Did you try running the same Spark job on single core and then on two cores?
Expect best result from Spark with one really big uniformly structured file, not with multiple smaller files.

Distributing work to multiple cores: Hadoop or Scala's parallel collections?

What is the better way of making full use of multiple cores for parallel processing in a Scala/Hadoop system?
Let's say I need to process 100 million documents. Documents are not very large, but processing them is computationally intensive. If I have a Hadoop cluster with 100 machines with 10 cores each, I could either:
A) send 1000 documents to each machine and let Hadoop start a map on each of the 10 cores (or as many as are available)
or
B) send 1000 documents to each machine (still using Hadoop) and use Scala's parallel collections to make full use of the multiple cores. (I would put all documents in a parallel collection, and then call map on the collection). In other words, use Hadoop for distribution at cluster level, and use parallel collections to manage the distribution to cores within each machine.
Hadoop is going to offer a lot more than just parallelization. It offers a platform to distribute work, a scheduler for handling concurrent jobs, a distributed filesystem, the ability to perform a distributed reduce, and fault tolerance. That said, it is a complicated system and can sometimes be difficult to work with.
If you plan to have multiple users submitting many different jobs, Hadoop is the way to go (out of the two options). However, if you are devoting a cluster to be always be processing documents through the same function, you could, without too much trouble, develop a system with Scala parallel collections and actors for inter-machine communication.

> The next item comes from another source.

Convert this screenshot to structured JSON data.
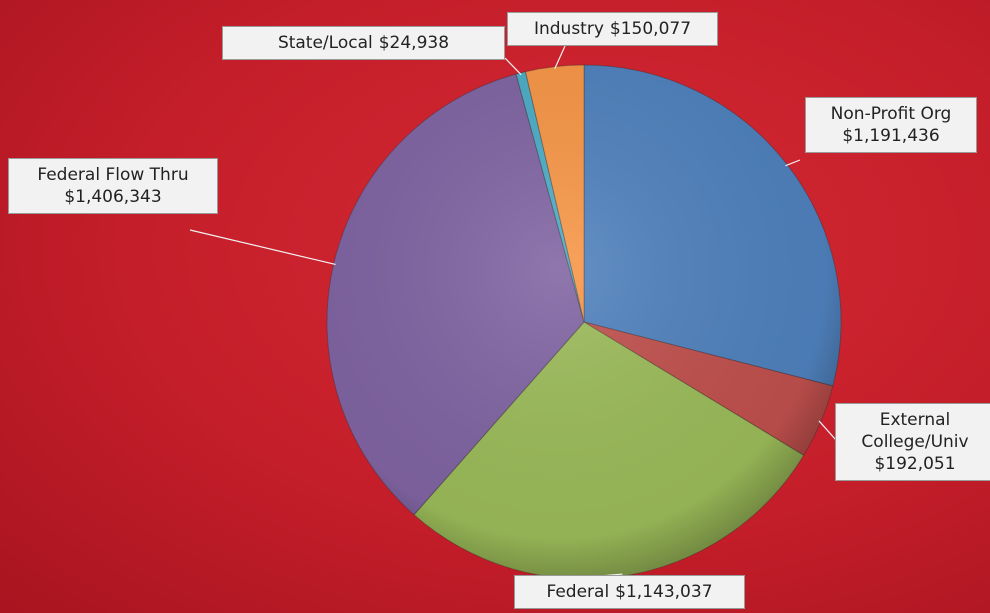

The Scala solution would give you more control, the system could respond in real time, and you wouldn't have to deal with a lot of Hadoop configuration that doesn't pertain to your task.

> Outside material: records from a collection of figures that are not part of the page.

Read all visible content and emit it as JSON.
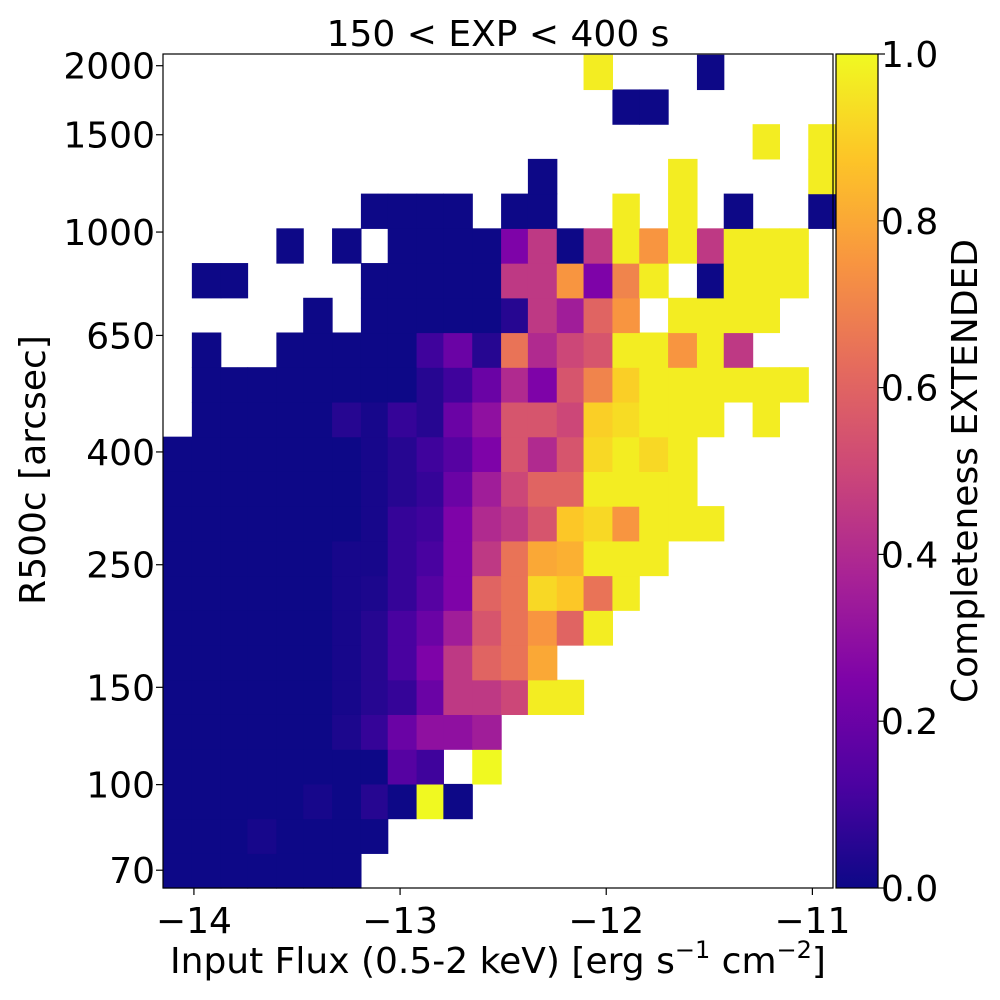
{
  "chart_data": {
    "type": "heatmap",
    "title": "150 < EXP < 400 s",
    "xlabel": "Input Flux (0.5-2 keV) [erg s",
    "xlabel_sup1": "−1",
    "xlabel_mid": " cm",
    "xlabel_sup2": "−2",
    "xlabel_end": "]",
    "ylabel": "R500c [arcsec]",
    "colorbar_label": "Completeness EXTENDED",
    "colormap": "plasma",
    "xlim": [
      -14.15,
      -10.9
    ],
    "ylim": [
      65,
      2100
    ],
    "yscale": "log",
    "x_ticks": [
      -14,
      -13,
      -12,
      -11
    ],
    "x_tick_labels": [
      "−14",
      "−13",
      "−12",
      "−11"
    ],
    "y_ticks": [
      70,
      100,
      150,
      250,
      400,
      650,
      1000,
      1500,
      2000
    ],
    "y_tick_labels": [
      "70",
      "100",
      "150",
      "250",
      "400",
      "650",
      "1000",
      "1500",
      "2000"
    ],
    "colorbar_ticks": [
      0.0,
      0.2,
      0.4,
      0.6,
      0.8,
      1.0
    ],
    "colorbar_tick_labels": [
      "0.0",
      "0.2",
      "0.4",
      "0.6",
      "0.8",
      "1.0"
    ],
    "x_edges": [
      -14.15,
      -14.01,
      -13.87,
      -13.74,
      -13.6,
      -13.47,
      -13.33,
      -13.19,
      -13.06,
      -12.92,
      -12.79,
      -12.65,
      -12.51,
      -12.38,
      -12.24,
      -12.11,
      -11.97,
      -11.84,
      -11.7,
      -11.56,
      -11.43,
      -11.29,
      -11.16,
      -11.02,
      -10.88
    ],
    "y_edges": [
      65.0,
      75.1,
      86.8,
      100.3,
      115.9,
      134.0,
      154.8,
      178.9,
      206.8,
      239.0,
      276.2,
      319.2,
      368.9,
      426.3,
      492.7,
      569.4,
      658.0,
      760.4,
      878.8,
      1015.6,
      1173.7,
      1356.5,
      1567.6,
      1811.6,
      2093.6
    ],
    "z_rows_bottom_to_top": [
      [
        0.0,
        0.0,
        0.0,
        0.0,
        0.0,
        0.0,
        0.0,
        null,
        null,
        null,
        null,
        null,
        null,
        null,
        null,
        null,
        null,
        null,
        null,
        null,
        null,
        null,
        null,
        null
      ],
      [
        0.0,
        0.0,
        0.0,
        0.02,
        0.0,
        0.0,
        0.0,
        0.0,
        null,
        null,
        null,
        null,
        null,
        null,
        null,
        null,
        null,
        null,
        null,
        null,
        null,
        null,
        null,
        null
      ],
      [
        0.0,
        0.0,
        0.0,
        0.0,
        0.0,
        0.02,
        0.0,
        0.05,
        0.0,
        1.0,
        0.0,
        null,
        null,
        null,
        null,
        null,
        null,
        null,
        null,
        null,
        null,
        null,
        null,
        null
      ],
      [
        0.0,
        0.0,
        0.0,
        0.0,
        0.0,
        0.0,
        0.0,
        0.0,
        0.15,
        0.1,
        null,
        1.0,
        null,
        null,
        null,
        null,
        null,
        null,
        null,
        null,
        null,
        null,
        null,
        null
      ],
      [
        0.0,
        0.0,
        0.0,
        0.0,
        0.0,
        0.0,
        0.03,
        0.08,
        0.2,
        0.3,
        0.3,
        0.35,
        null,
        null,
        null,
        null,
        null,
        null,
        null,
        null,
        null,
        null,
        null,
        null
      ],
      [
        0.0,
        0.0,
        0.0,
        0.0,
        0.0,
        0.0,
        0.02,
        0.05,
        0.08,
        0.2,
        0.45,
        0.45,
        0.5,
        0.97,
        0.97,
        null,
        null,
        null,
        null,
        null,
        null,
        null,
        null,
        null
      ],
      [
        0.0,
        0.0,
        0.0,
        0.0,
        0.0,
        0.0,
        0.02,
        0.05,
        0.12,
        0.25,
        0.45,
        0.6,
        0.65,
        0.8,
        null,
        null,
        null,
        null,
        null,
        null,
        null,
        null,
        null,
        null
      ],
      [
        0.0,
        0.0,
        0.0,
        0.0,
        0.0,
        0.0,
        0.02,
        0.05,
        0.12,
        0.2,
        0.35,
        0.55,
        0.65,
        0.75,
        0.6,
        0.97,
        null,
        null,
        null,
        null,
        null,
        null,
        null,
        null
      ],
      [
        0.0,
        0.0,
        0.0,
        0.0,
        0.0,
        0.0,
        0.02,
        0.03,
        0.08,
        0.15,
        0.25,
        0.6,
        0.65,
        0.92,
        0.88,
        0.65,
        0.97,
        null,
        null,
        null,
        null,
        null,
        null,
        null
      ],
      [
        0.0,
        0.0,
        0.0,
        0.0,
        0.0,
        0.0,
        0.02,
        0.02,
        0.08,
        0.12,
        0.25,
        0.45,
        0.65,
        0.8,
        0.82,
        0.97,
        0.97,
        0.97,
        null,
        null,
        null,
        null,
        null,
        null
      ],
      [
        0.0,
        0.0,
        0.0,
        0.0,
        0.0,
        0.0,
        0.0,
        0.02,
        0.08,
        0.1,
        0.25,
        0.4,
        0.45,
        0.55,
        0.88,
        0.92,
        0.75,
        0.97,
        0.97,
        0.97,
        null,
        null,
        null,
        null
      ],
      [
        0.0,
        0.0,
        0.0,
        0.0,
        0.0,
        0.0,
        0.0,
        0.02,
        0.05,
        0.08,
        0.2,
        0.35,
        0.5,
        0.6,
        0.6,
        0.97,
        0.97,
        0.97,
        0.97,
        null,
        null,
        null,
        null,
        null
      ],
      [
        0.0,
        0.0,
        0.0,
        0.0,
        0.0,
        0.0,
        0.0,
        0.02,
        0.05,
        0.1,
        0.15,
        0.25,
        0.55,
        0.4,
        0.55,
        0.92,
        0.97,
        0.92,
        0.97,
        null,
        null,
        null,
        null,
        null
      ],
      [
        null,
        0.0,
        0.0,
        0.0,
        0.0,
        0.0,
        0.05,
        0.02,
        0.08,
        0.05,
        0.2,
        0.3,
        0.55,
        0.55,
        0.5,
        0.9,
        0.93,
        0.97,
        0.97,
        0.97,
        null,
        0.97,
        null,
        null
      ],
      [
        null,
        0.0,
        0.0,
        0.0,
        0.0,
        0.0,
        0.0,
        0.0,
        0.0,
        0.05,
        0.1,
        0.2,
        0.4,
        0.25,
        0.55,
        0.7,
        0.9,
        0.97,
        0.97,
        0.97,
        0.97,
        0.97,
        0.97,
        null
      ],
      [
        null,
        0.0,
        null,
        null,
        0.0,
        0.0,
        0.0,
        0.0,
        0.0,
        0.1,
        0.2,
        0.05,
        0.65,
        0.4,
        0.5,
        0.55,
        0.97,
        0.97,
        0.75,
        0.97,
        0.45,
        null,
        null,
        null
      ],
      [
        null,
        null,
        null,
        null,
        null,
        0.0,
        null,
        0.0,
        0.0,
        0.0,
        0.0,
        0.0,
        0.05,
        0.45,
        0.35,
        0.6,
        0.75,
        null,
        0.97,
        0.97,
        0.97,
        0.97,
        null,
        null
      ],
      [
        null,
        0.0,
        0.0,
        null,
        null,
        null,
        null,
        0.0,
        0.0,
        0.0,
        0.0,
        0.0,
        0.45,
        0.45,
        0.75,
        0.25,
        0.7,
        0.97,
        null,
        0.0,
        0.97,
        0.97,
        0.97,
        null
      ],
      [
        null,
        null,
        null,
        null,
        0.0,
        null,
        0.0,
        null,
        0.0,
        0.0,
        0.0,
        0.0,
        0.25,
        0.45,
        0.0,
        0.45,
        0.97,
        0.75,
        0.97,
        0.45,
        0.97,
        0.97,
        0.97,
        null
      ],
      [
        null,
        null,
        null,
        null,
        null,
        null,
        null,
        0.0,
        0.0,
        0.0,
        0.0,
        null,
        0.0,
        0.0,
        null,
        null,
        0.97,
        null,
        0.97,
        null,
        0.0,
        null,
        null,
        0.0
      ],
      [
        null,
        null,
        null,
        null,
        null,
        null,
        null,
        null,
        null,
        null,
        null,
        null,
        null,
        0.0,
        null,
        null,
        null,
        null,
        0.97,
        null,
        null,
        null,
        null,
        0.97
      ],
      [
        null,
        null,
        null,
        null,
        null,
        null,
        null,
        null,
        null,
        null,
        null,
        null,
        null,
        null,
        null,
        null,
        null,
        null,
        null,
        null,
        null,
        0.97,
        null,
        0.97
      ],
      [
        null,
        null,
        null,
        null,
        null,
        null,
        null,
        null,
        null,
        null,
        null,
        null,
        null,
        null,
        null,
        null,
        0.0,
        0.0,
        null,
        null,
        null,
        null,
        null,
        null
      ],
      [
        null,
        null,
        null,
        null,
        null,
        null,
        null,
        null,
        null,
        null,
        null,
        null,
        null,
        null,
        null,
        0.97,
        null,
        null,
        null,
        0.0,
        null,
        null,
        null,
        null
      ]
    ],
    "grid": false
  }
}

If you need to run varied jobs over large amounts of data (larger than would fit on a single node), then use Hadoop. I can give you more information if you describe your requirements in more detail.
Update: one million is a fairly small number. You might want to do some calculations and see how long it would take on a single machine with parallel collections. The advantage here is that the development time is minimal!

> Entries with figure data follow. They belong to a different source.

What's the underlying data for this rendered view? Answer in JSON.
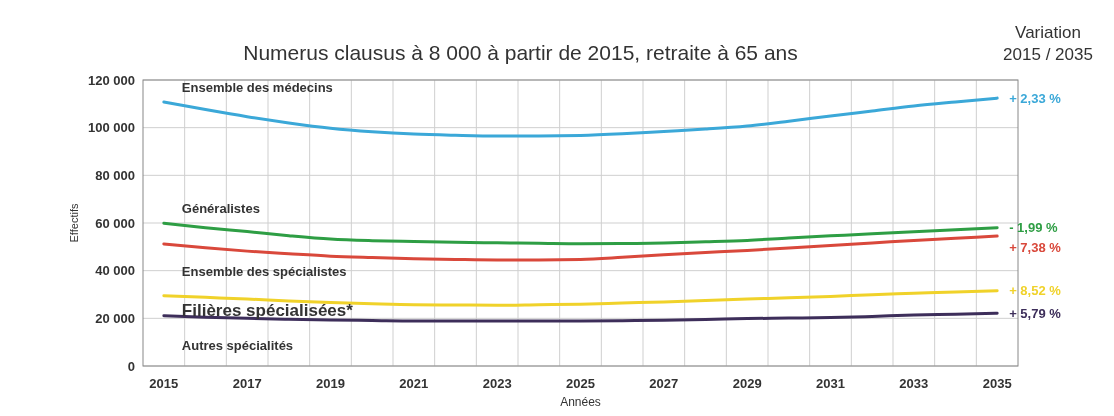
{
  "chart_data": {
    "type": "line",
    "title": "Numerus clausus à 8 000 à partir de 2015, retraite à 65 ans",
    "xlabel": "Années",
    "ylabel": "Effectifs",
    "annotations": [
      "Variation\n2015 / 2035",
      {
        "text": "+ 2,33 %",
        "x": "2035",
        "y": 112400
      },
      {
        "text": "- 1,99 %",
        "x": "2035",
        "y": 58000
      },
      {
        "text": "+ 7,38 %",
        "x": "2035",
        "y": 54500
      },
      {
        "text": "+ 8,52 %",
        "x": "2035",
        "y": 31600
      },
      {
        "text": "+ 5,79 %",
        "x": "2035",
        "y": 22100
      }
    ],
    "categories": [
      "2015",
      null,
      "2017",
      null,
      "2019",
      null,
      "2021",
      null,
      "2023",
      null,
      "2025",
      null,
      "2027",
      null,
      "2029",
      null,
      "2031",
      null,
      "2033",
      null,
      "2035"
    ],
    "ylim": [
      0,
      120000
    ],
    "yticks": [
      {
        "value": 0,
        "label": "0"
      },
      {
        "value": 20000,
        "label": "20 000"
      },
      {
        "value": 40000,
        "label": "40 000"
      },
      {
        "value": 60000,
        "label": "60 000"
      },
      {
        "value": 80000,
        "label": "80 000"
      },
      {
        "value": 100000,
        "label": "100 000"
      },
      {
        "value": 120000,
        "label": "120 000"
      }
    ],
    "grid": true,
    "legend": false,
    "marker": "none",
    "line_style": "solid",
    "series": [
      {
        "name": "Ensemble des médecins",
        "color": "#3ba8d8",
        "values": [
          110800,
          107600,
          104600,
          102000,
          99800,
          98300,
          97300,
          96800,
          96500,
          96500,
          96700,
          97400,
          98400,
          99400,
          100700,
          102700,
          104900,
          107000,
          109100,
          110800,
          112400
        ]
      },
      {
        "name": "Généralistes",
        "color": "#2e9e44",
        "values": [
          59900,
          58000,
          56400,
          54700,
          53300,
          52600,
          52200,
          51900,
          51700,
          51500,
          51300,
          51400,
          51600,
          52100,
          52700,
          53700,
          54600,
          55500,
          56300,
          57200,
          58000
        ]
      },
      {
        "name": "Ensemble des spécialistes",
        "color": "#d9483b",
        "values": [
          51200,
          49600,
          48200,
          47100,
          46100,
          45500,
          45000,
          44700,
          44500,
          44500,
          44700,
          45600,
          46700,
          47600,
          48500,
          49500,
          50600,
          51600,
          52700,
          53600,
          54500
        ]
      },
      {
        "name": "Filières spécialisées*",
        "color": "#f0d22a",
        "values": [
          29500,
          28800,
          28100,
          27300,
          26600,
          26100,
          25700,
          25600,
          25500,
          25700,
          25900,
          26400,
          26900,
          27500,
          28100,
          28600,
          29200,
          29900,
          30500,
          31100,
          31600
        ]
      },
      {
        "name": "Autres spécialités",
        "color": "#3d2e5a",
        "values": [
          21100,
          20500,
          20000,
          19600,
          19300,
          19100,
          18900,
          18900,
          18900,
          18900,
          18900,
          19000,
          19200,
          19500,
          19900,
          20100,
          20300,
          20800,
          21400,
          21700,
          22100
        ]
      }
    ]
  }
}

The answer depends on the following question - does your Scala code capable to fully utilize all cores available. Probabbly if you have good intrinsic synchronization between parts of the document to be processed or some other way to parralelyze algorithm without lock contention - then the "B"" is the way. If so - configure one mapper per node and let your mapper to utilize cores in a best way.
If your gain from the parralelization is not that good, and adding more threads (cores) to the processing does not improve performance in a linear way - then the "A" can be better way. Efficiency of "A" also depends on the size of your RAM - you will need enough ram for 10 mappers per node.
I can suspect that ideal solution can be somewhere in between. So my suggestion is to develop mapper which takes number of threads used as a parameter and then do a few tests increasing number of threads per mapper and decreasing number of mappers per node.
Hadoop is not very good for processing a lot of small files, but for processing a small amount of very large files. Is there any way you can merge the files before processing them, or are they all totally different? Hadoop takes care of distribution and parallelism itself, so there is no need to explicitly send X docs to Y machines. And also i don't think you should use hadoop only as a distribution mechanism, that is not what it's made for. You should either use a real map/reduce, or build your own system for whatever you are trying to do, but not try to bend hadoop to your will.